投稿日時:2006-6-12 15:31
投稿者:yasukoga
Re:ミトコンドリア病による不整脈と心肥大
久留米大学医学部小児科の古賀靖敏です。 A3243Gの変異を末梢血の検査で50%以上お持ちの場合、高率にミトコンドリア心筋症の合併がみられます。 心筋症の程度は、症例毎に様々です。経験的には、その重症度は変異率に比例している様に感じます。その初期には中隔の壁の肥厚として確認され、臨床的には年齢に対応した平均中隔壁の厚さの+2SD以上になる場合にミトコンドリア心筋症と診断しています。加齢と共に心筋症の進行が確認され、中隔のみでなく左室壁および右室壁まで肥厚することもありますが、ついには拡張型になる場合もあります。通常は、心筋壁が厚くなれば、それに比例して心収縮力も増大しますが、ミトコンドリア心筋症の場合、エネルギー不全のために逆に心収縮力が低下することもあります。心筋のポンプ作用が破綻した場合、心不全としての症状が出てきます。

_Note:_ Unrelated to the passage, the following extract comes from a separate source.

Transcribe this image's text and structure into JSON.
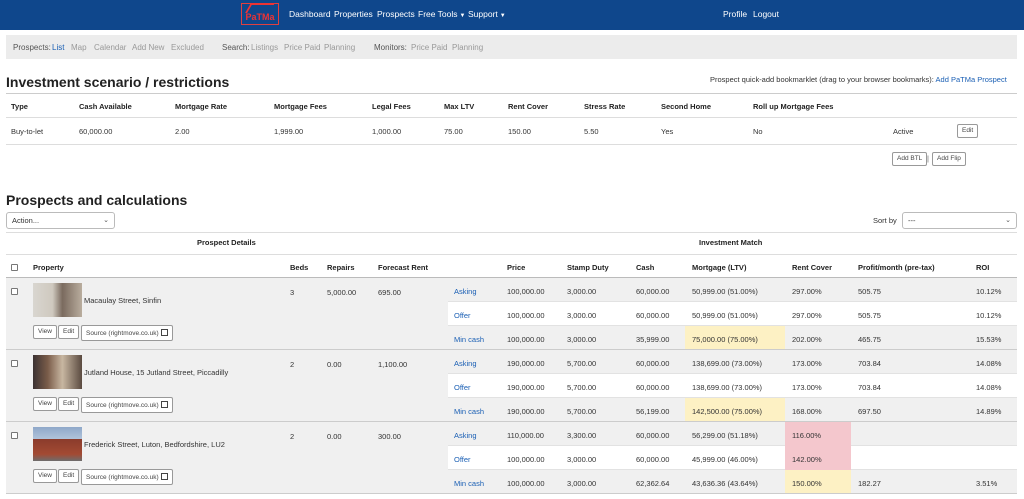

労作時の息切れ、運動時の頻脈、冷汗、顔面蒼白があり、不整脈が合併すればより重症な心不全となります。肺に水が貯まれば、喘息と同じような症状(心臓喘息)になります。心電図異常としては、WPW症候群が多く、不完全右脚ブロック、上室性頻拍も経験しております。 定期的な心臓検診も大切であり、私は半年に1回心臓の検診を行っています。胸写での心臓の大きさ、心エコーでの心臓の動きをチェックする必要があります。